One example of a digital wellness treatment is a pink installation with a massage chair and a screen in the centre. Visitors can take a seat and strike up a conversation with a chatbot about their relationship with technology. “Do you control technology or does technology control you?” the chatbot asks.

Depending on the answer the device starts a massage that can vary from gently to almost painful. Visitors are supposed to start thinking, says Van Mensvoort. “You no longer know who’s master, you or AI”.

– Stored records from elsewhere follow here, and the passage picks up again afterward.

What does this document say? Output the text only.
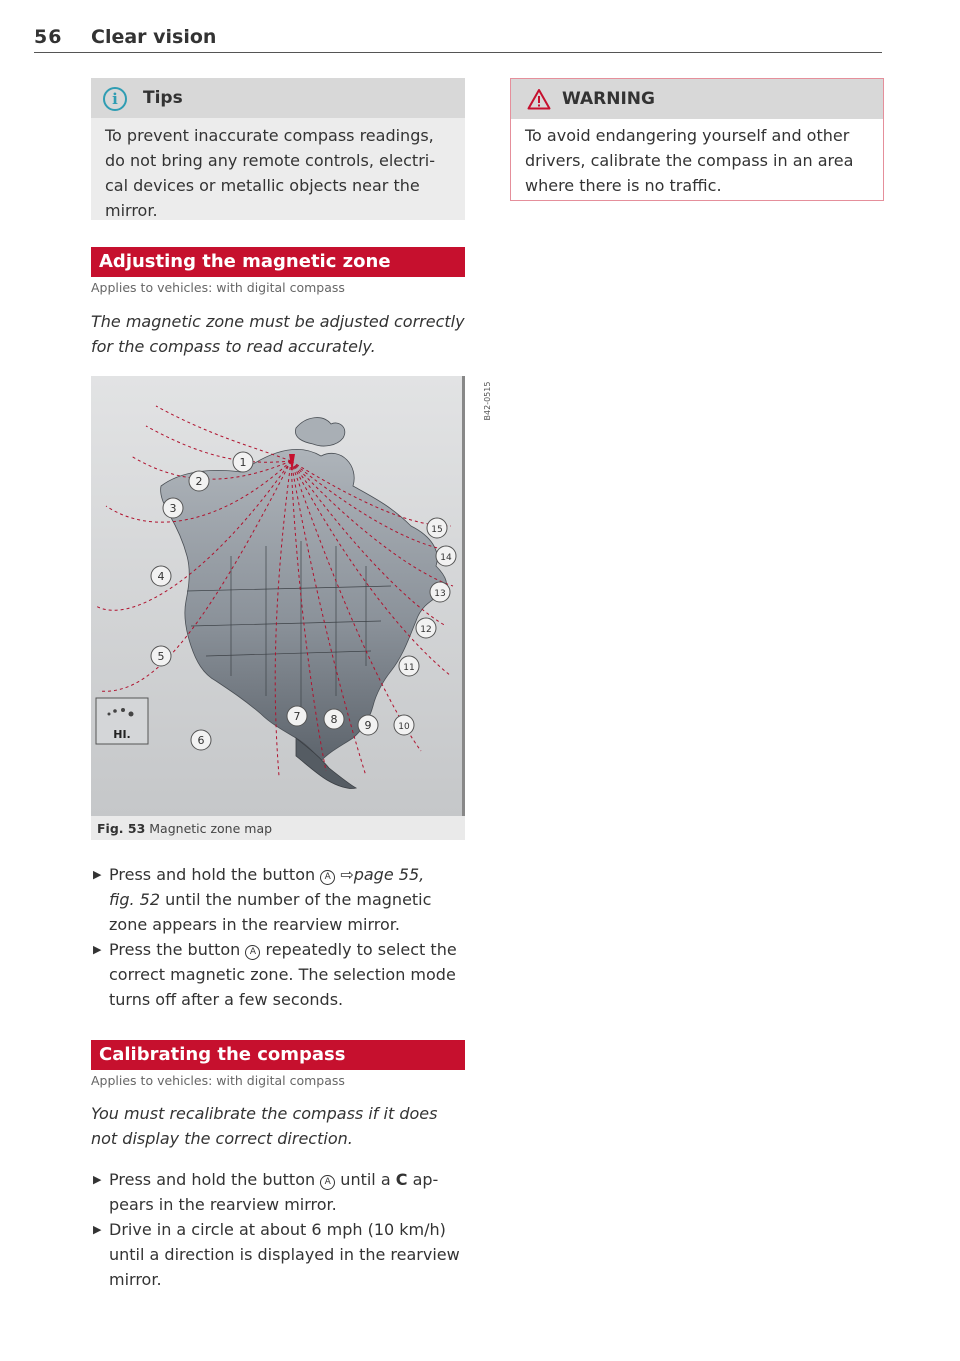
56 Clear vision
i	Tips
To prevent inaccurate compass readings,
do not bring any remote controls, electri-
cal devices or metallic objects near the
mirror.
WARNING
To avoid endangering yourself and other
drivers, calibrate the compass in an area
where there is no traffic.
Adjusting the magnetic zone
Applies to vehicles: with digital compass
The magnetic zone must be adjusted correctly
for the compass to read accurately.
1
2
3
4
5
6
7	8 9	10
11
12
13
14
15
HI.
B42-0515
Fig. 53 Magnetic zone map
▶ Press and hold the button A ⇨page 55,
fig. 52 until the number of the magnetic
zone appears in the rearview mirror.
▶ Press the button A repeatedly to select the
correct magnetic zone. The selection mode
turns off after a few seconds.
Calibrating the compass
Applies to vehicles: with digital compass
You must recalibrate the compass if it does
not display the correct direction.
▶ Press and hold the button A until a C ap-
pears in the rearview mirror.
▶ Drive in a circle at about 6 mph (10 km/h)
until a direction is displayed in the rearview
mirror.
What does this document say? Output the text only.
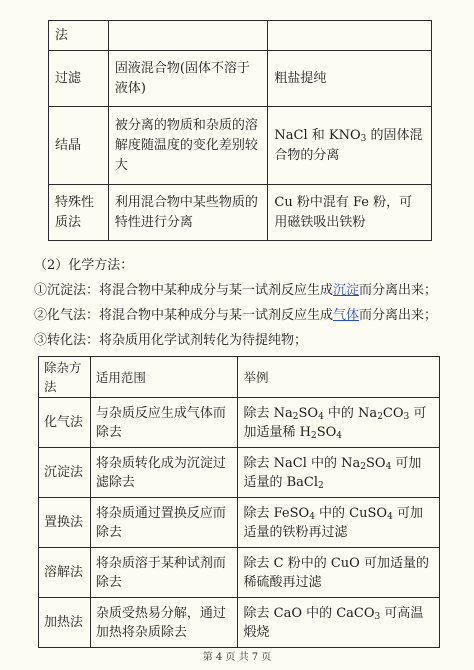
法		
过滤	固液混合物(固体不溶于液体)	粗盐提纯
结晶	被分离的物质和杂质的溶解度随温度的变化差别较大	NaCl 和 $KNO_3$ 的固体混合物的分离
特殊性质法	利用混合物中某些物质的特性进行分离	Cu 粉中混有 Fe 粉，可用磁铁吸出铁粉
（2）化学方法：
①沉淀法：将混合物中某种成分与某一试剂反应生成沉淀而分离出来；
②化气法：将混合物中某种成分与某一试剂反应生成气体而分离出来；
③转化法：将杂质用化学试剂转化为待提纯物；
除杂方法	适用范围	举例
化气法	与杂质反应生成气体而除去	除去 $Na_2SO_4$ 中的 $Na_2CO_3$ 可加适量稀 $H_2SO_4$
沉淀法	将杂质转化成为沉淀过滤除去	除去 NaCl 中的 $Na_2SO_4$ 可加适量的 BaCl$_2$
置换法	将杂质通过置换反应而除去	除去 FeSO$_4$ 中的 CuSO$_4$ 可加适量的铁粉再过滤
溶解法	将杂质溶于某种试剂而除去	除去 C 粉中的 CuO 可加适量的稀硫酸再过滤
加热法	杂质受热易分解，通过加热将杂质除去	除去 CaO 中的 CaCO$_3$ 可高温煅烧
第 4 页 共 7 页
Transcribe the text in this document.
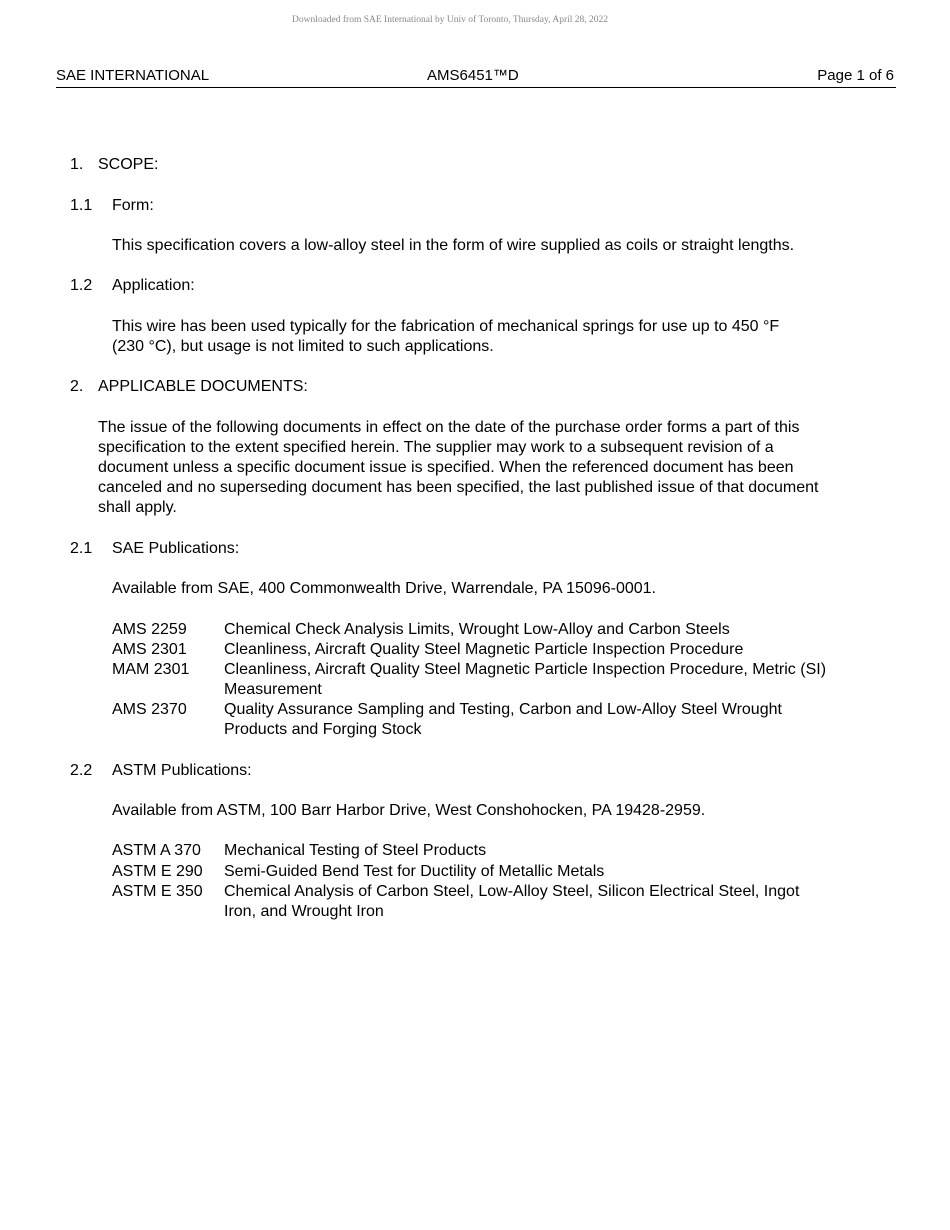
Downloaded from SAE International by Univ of Toronto, Thursday, April 28, 2022
SAE INTERNATIONAL	AMS6451™D	Page 1 of 6
1. SCOPE:
1.1 Form:
This specification covers a low-alloy steel in the form of wire supplied as coils or straight lengths.
1.2 Application:
This wire has been used typically for the fabrication of mechanical springs for use up to 450 °F
(230 °C), but usage is not limited to such applications.
2. APPLICABLE DOCUMENTS:
The issue of the following documents in effect on the date of the purchase order forms a part of this
specification to the extent specified herein. The supplier may work to a subsequent revision of a
document unless a specific document issue is specified. When the referenced document has been
canceled and no superseding document has been specified, the last published issue of that document
shall apply.
2.1 SAE Publications:
Available from SAE, 400 Commonwealth Drive, Warrendale, PA 15096-0001.
AMS 2259 Chemical Check Analysis Limits, Wrought Low-Alloy and Carbon Steels
AMS 2301 Cleanliness, Aircraft Quality Steel Magnetic Particle Inspection Procedure
MAM 2301 Cleanliness, Aircraft Quality Steel Magnetic Particle Inspection Procedure, Metric (SI)
Measurement
AMS 2370 Quality Assurance Sampling and Testing, Carbon and Low-Alloy Steel Wrought
Products and Forging Stock
2.2 ASTM Publications:
Available from ASTM, 100 Barr Harbor Drive, West Conshohocken, PA 19428-2959.
ASTM A 370 Mechanical Testing of Steel Products
ASTM E 290 Semi-Guided Bend Test for Ductility of Metallic Metals
ASTM E 350 Chemical Analysis of Carbon Steel, Low-Alloy Steel, Silicon Electrical Steel, Ingot
Iron, and Wrought Iron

Another good example is a frame with coloured lights on the inside. As soon as a visitor stands inside this frame, a voice explains that TikTok users never dance outside this frame, because they are no longer in the picture if they do. Visitors are then asked to start dancing but to stay in the frame.  This illustrates the limiting effect of the phone immediately.  “Take note: life does not stop outside the borders of this frame, life begins there”, the voice says.

Calm

Van Mensvoort  wishes to show that technology can also create a calm mind. The exhibition also contains statues looking like trees. Their shape has a repeating pattern, as in a cauliflower.  Scientific research suggests that these patterns have a soothing effect on the brain. And lo! One visit to the exhibition and you come out all zen.